DAF- Como declaramos antes, algumas das ações estratégicas contra o EI com o FSA não 
representam a real visão política do PYD. Então, este tipo de cooperação é o resultado das 
circunstâncias na Síria e em Rojava. A cooperação entre as organizações e grupos não 
deveria ser tomada como resultados das reais políticas das organizações e grupos. A guerra 
em Rojava, ainda mais continua na Síria, então é difícil para nós determinar os aliados. 
Esta longe da solidariedade dos revolucionários pela Resistência de Kobanê e pela 
Revolução de Rojava.

E&A- Eu entendo, mesmo de um relance à distância, que para os Estados da Turquia, Síria (o 
que restou dela) e do Irã, um Curdistão a oeste com autonomia política e uma sociedade 
trabalhando sobre bases igualitária e secular implica num problema insolúvel. Não seria a 
proposta do PYD não separar-se formalmente da Síria, mas obter o status de uma Federação 
política autônoma na Síria, assim como um futuro reajuste com o Iraque e com o governo de 
Irbil (Capital do KRG)? A Turquia toleraria tal estatuto, mesmo possuindo o segundo maior 
exército da OTAN e o de maior contingente num Estado de grande população islâmica? Se o 
Curdistão Turco recebe tal status, o que preveniria uma Confederação com o Curdistão 
Sírio? E, dessa forma, qual seria a reação do KRG e da coalizão de direita e partidos 
Curdos pró-Ocidente, como o KDP?

DAF- Estes cenários estão sendo discutindo ao passo que a guerra na Síria acabou. É 
difícil estimar como essas guerras irão modelar o Oriente Médio. Rojava declarou a 
liberdade de seus três cantões há 2 anos e meio atrás sem se importar com qual seriam as 
reações de Esad (Bashir al Assad), Erdogan ou Barzani. Todos os três declararam que não 
reconheciam o auto-governo dos cantões de Rojava. Ainda, eles insistem em não falar sobre 
a existência política de Rojava. Camarada, nós precisamos ver que durante estes dois anos 
os Estados em torno de Rojava mudaram suas políticas em suas regiões com a decisiva luta 
do povo livre de Rojava. Eles tentam encontrar meios de controlar a liberdade de Rojava. O 
cenário principal é de que Rojava será uma federação parte da Síria de Esad. Mas de qual 
Síria estamos falando, qual será o poder de Esad na Síria ou se haverá um Esad para 
liderar a Síria? O segundo cenário é de que Rojava fará parte do Curdistão de Barzani. O 
que seria o objetivo de Barzani, mas os princípios que sustentam Kobanê contra o EI não só 
assustam o EI como também Barzani. Porque a Revolução de Rojava se autodeclarou uma 
revolução centrada no anticapitalismo, no antiestatismo, nas mulheres e no meio ambiente.

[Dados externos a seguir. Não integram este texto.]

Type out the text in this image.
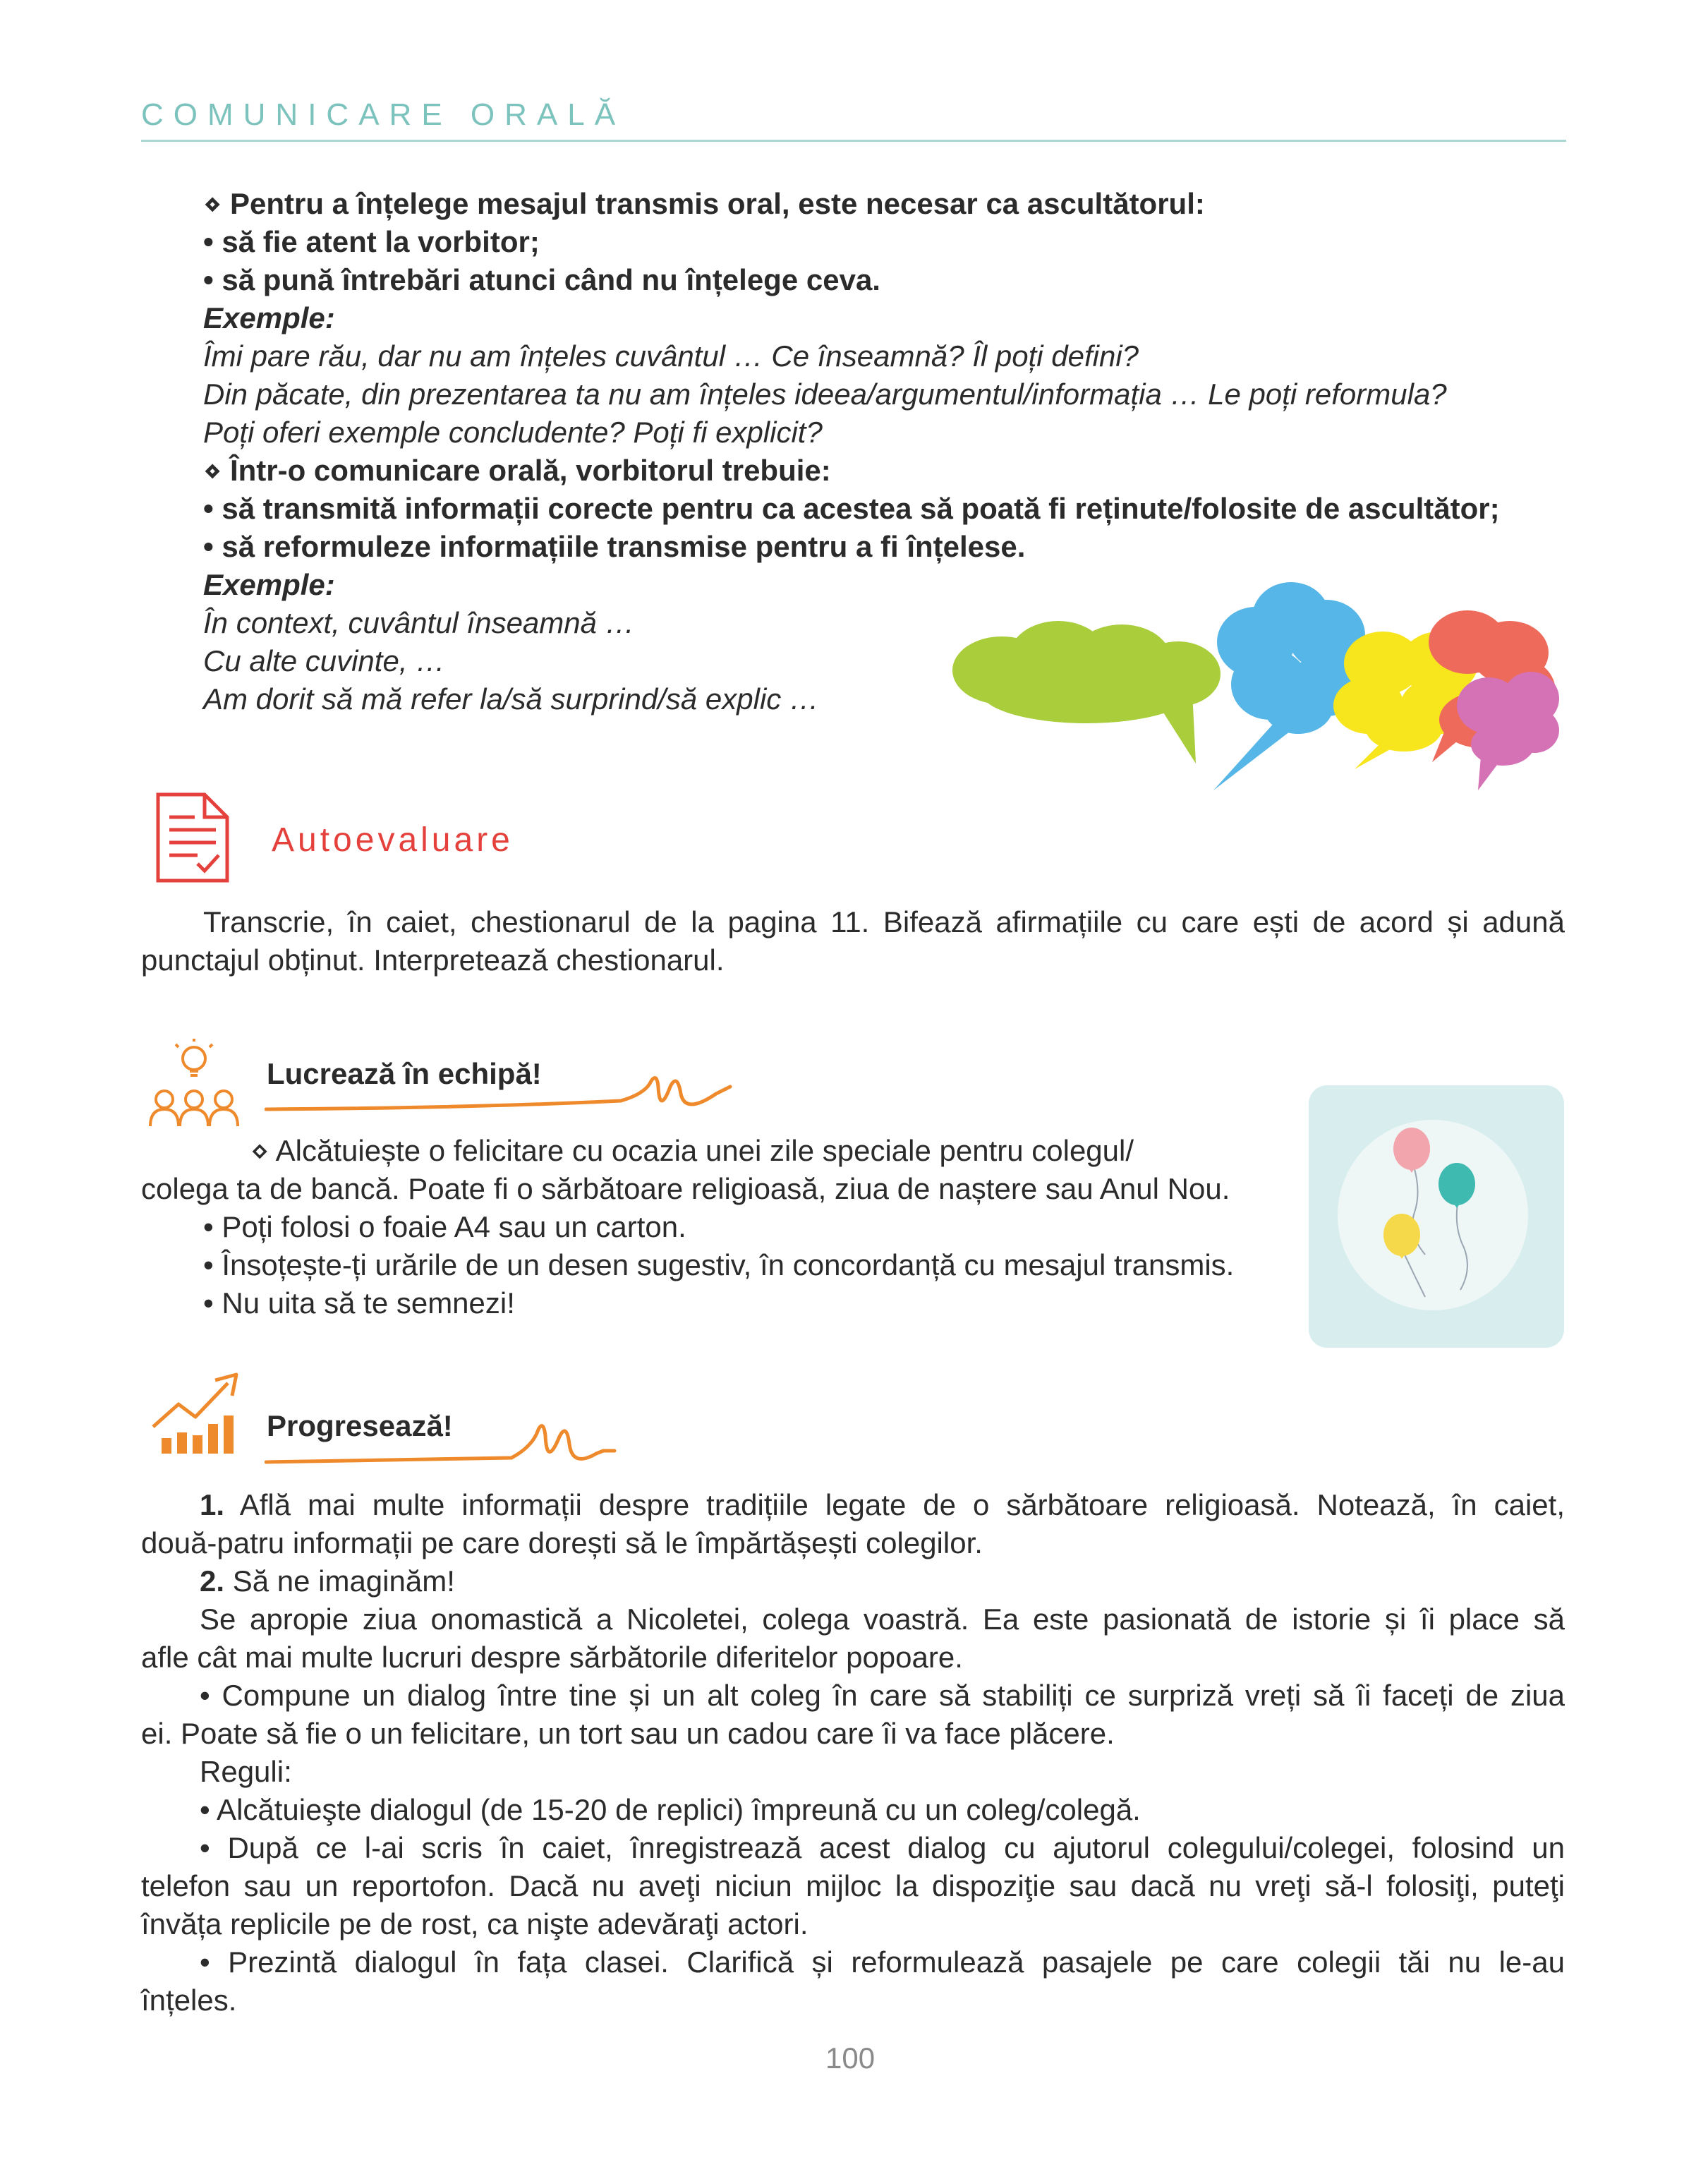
COMUNICARE ORALĂ
⋄ Pentru a înțelege mesajul transmis oral, este necesar ca ascultătorul:
• să fie atent la vorbitor;
• să pună întrebări atunci când nu înțelege ceva.
Exemple:
Îmi pare rău, dar nu am înțeles cuvântul … Ce înseamnă? Îl poți defini?
Din păcate, din prezentarea ta nu am înțeles ideea/argumentul/informația … Le poți reformula?
Poți oferi exemple concludente? Poți fi explicit?
⋄ Într-o comunicare orală, vorbitorul trebuie:
• să transmită informații corecte pentru ca acestea să poată fi reținute/folosite de ascultător;
• să reformuleze informațiile transmise pentru a fi înțelese.
Exemple:
În context, cuvântul înseamnă …
Cu alte cuvinte, …
Am dorit să mă refer la/să surprind/să explic …
Autoevaluare
Transcrie, în caiet, chestionarul de la pagina 11. Bifează afirmațiile cu care ești de acord și adună
punctajul obținut. Interpretează chestionarul.
Lucrează în echipă!
⋄ Alcătuiește o felicitare cu ocazia unei zile speciale pentru colegul/
colega ta de bancă. Poate fi o sărbătoare religioasă, ziua de naștere sau Anul Nou.
• Poți folosi o foaie A4 sau un carton.
• Însoțește-ți urările de un desen sugestiv, în concordanță cu mesajul transmis.
• Nu uita să te semnezi!
Progresează!
1. Află mai multe informații despre tradițiile legate de o sărbătoare religioasă. Notează, în caiet,
două-patru informații pe care dorești să le împărtășești colegilor.
2. Să ne imaginăm!
Se apropie ziua onomastică a Nicoletei, colega voastră. Ea este pasionată de istorie și îi place să
afle cât mai multe lucruri despre sărbătorile diferitelor popoare.
• Compune un dialog între tine și un alt coleg în care să stabiliți ce surpriză vreți să îi faceți de ziua
ei. Poate să fie o un felicitare, un tort sau un cadou care îi va face plăcere.
Reguli:
• Alcătuieşte dialogul (de 15-20 de replici) împreună cu un coleg/colegă.
• După ce l-ai scris în caiet, înregistrează acest dialog cu ajutorul colegului/colegei, folosind un
telefon sau un reportofon. Dacă nu aveţi niciun mijloc la dispoziţie sau dacă nu vreţi să-l folosiţi, puteţi
învăța replicile pe de rost, ca nişte adevăraţi actori.
• Prezintă dialogul în fața clasei. Clarifică și reformulează pasajele pe care colegii tăi nu le-au
înțeles.
100
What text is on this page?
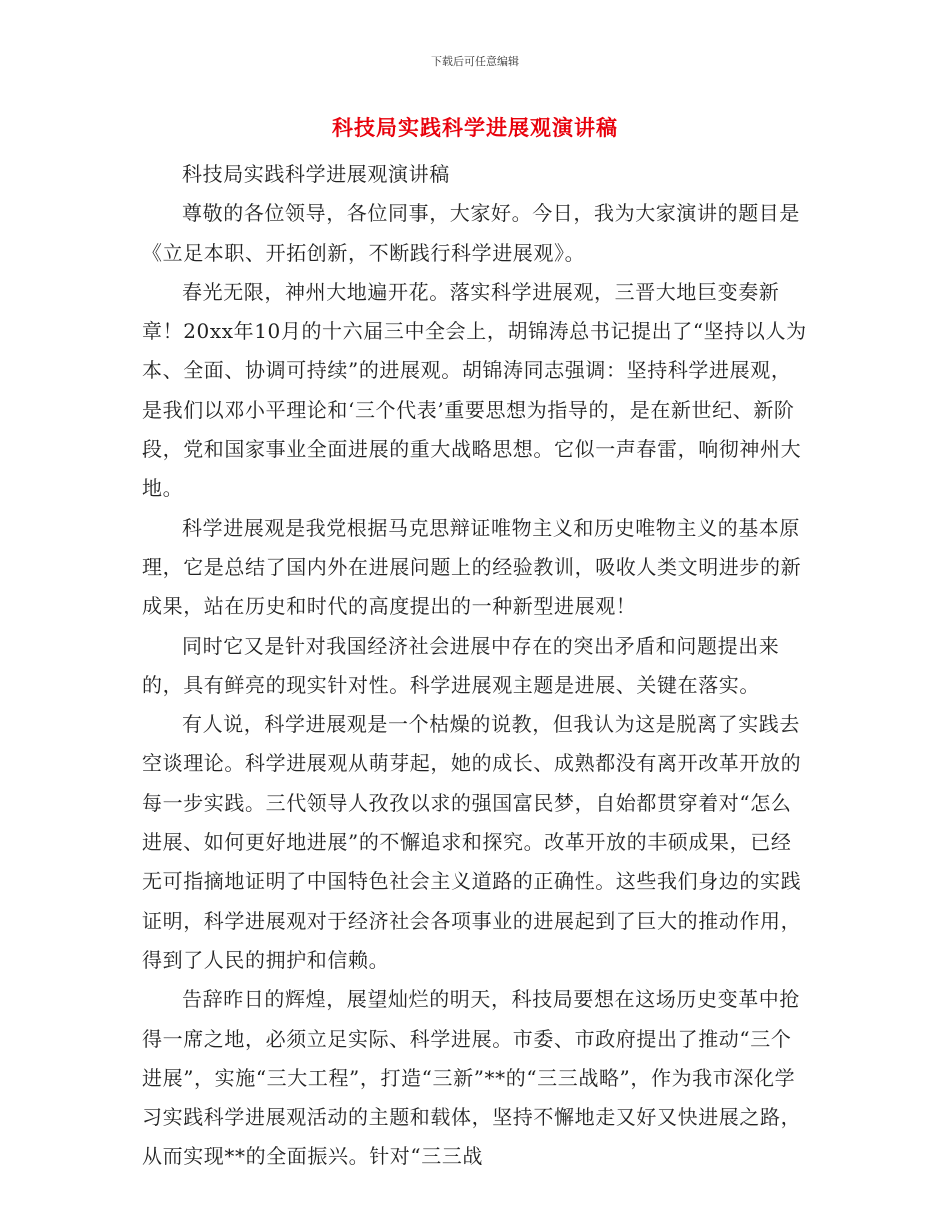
下载后可任意编辑
科技局实践科学进展观演讲稿

科技局实践科学进展观演讲稿

尊敬的各位领导，各位同事，大家好。今日，我为大家演讲的题目是《立足本职、开拓创新，不断践行科学进展观》。

春光无限，神州大地遍开花。落实科学进展观，三晋大地巨变奏新章！20xx年10月的十六届三中全会上，胡锦涛总书记提出了“坚持以人为本、全面、协调可持续”的进展观。胡锦涛同志强调：坚持科学进展观，是我们以邓小平理论和‘三个代表’重要思想为指导的，是在新世纪、新阶段，党和国家事业全面进展的重大战略思想。它似一声春雷，响彻神州大地。

科学进展观是我党根据马克思辩证唯物主义和历史唯物主义的基本原理，它是总结了国内外在进展问题上的经验教训，吸收人类文明进步的新成果，站在历史和时代的高度提出的一种新型进展观！

同时它又是针对我国经济社会进展中存在的突出矛盾和问题提出来的，具有鲜亮的现实针对性。科学进展观主题是进展、关键在落实。

有人说，科学进展观是一个枯燥的说教，但我认为这是脱离了实践去空谈理论。科学进展观从萌芽起，她的成长、成熟都没有离开改革开放的每一步实践。三代领导人孜孜以求的强国富民梦，自始都贯穿着对“怎么进展、如何更好地进展”的不懈追求和探究。改革开放的丰硕成果，已经无可指摘地证明了中国特色社会主义道路的正确性。这些我们身边的实践证明，科学进展观对于经济社会各项事业的进展起到了巨大的推动作用，得到了人民的拥护和信赖。

告辞昨日的辉煌，展望灿烂的明天，科技局要想在这场历史变革中抢得一席之地，必须立足实际、科学进展。市委、市政府提出了推动“三个进展”，实施“三大工程”，打造“三新”**的“三三战略”，作为我市深化学习实践科学进展观活动的主题和载体，坚持不懈地走又好又快进展之路，从而实现**的全面振兴。针对“三三战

E&A- Seria interessante para o KRG que Washington deixasse de considerar o PKK-HPG (Força 
de Defesa Popular, em curdo: Hezen Parastina Gel) como uma força terrorista? Isto 
permitiria uma requisição da liberdade de Ocalan, reforçando a liderança dessa força 
política?

DAF- Este é um assunto político constante na Turquia. A Resistência de Kobanê e a 
Revolução de Rojava não fortaleceu apenas a posição dos Curdos que vivem em Rojava, mas 
também na Turquia, Irã e Iraque. Então, esta ocasião tem alguns resultados políticos, 
sociais e econômicos. Mas temos de ter em mente o poder do AKP de Erdogan que não hesita 
em expressar suas ideias sobre a política internacional.

E&A- Como vocês projetam a existência de uma soberania e status de autonomia política 
legais para Rojava considerando alguns temas fundamentais como: moeda corrente (como 
seria? Existiria um banco central?); relações comerciais com outros territórios (por 
exemplo, na comercialização do petróleo); pertencer a uma federação territorial (como numa 
Síria reorganizada ou federada à KRG); e quais medidas concretas seriam instituídas 
através da Confederalismo Democrático com total unidade territorial e existência dos três 
cantões?

DAF- 2 anos e meio atrás, após a declaração de liberdade dos cantões de Rojava, o povo de 
Rojava começou a organizar a economia instituindo as terras coletivas do povo; abriu o 
Mala Gel (Casa do Povo) e Mala Jins (Casa das Mulheres) para organizar a sociedade numa 
forma de democracia direta. Estas casas são os reais centros políticos onde pessoas de 
dessas regiões discutem questões sociais e políticas e decidem o que fazer. Elas organizam 
o processo jurídico entre si sem nenhuma corte, advogado ou juiz. Justiça social não é 
providenciada sem qualquer tipo de poder central como um Estado. Sem escolas, mas com 
compartilhamento de conhecimento gratuito aos moldes das Universidades Zapatistas.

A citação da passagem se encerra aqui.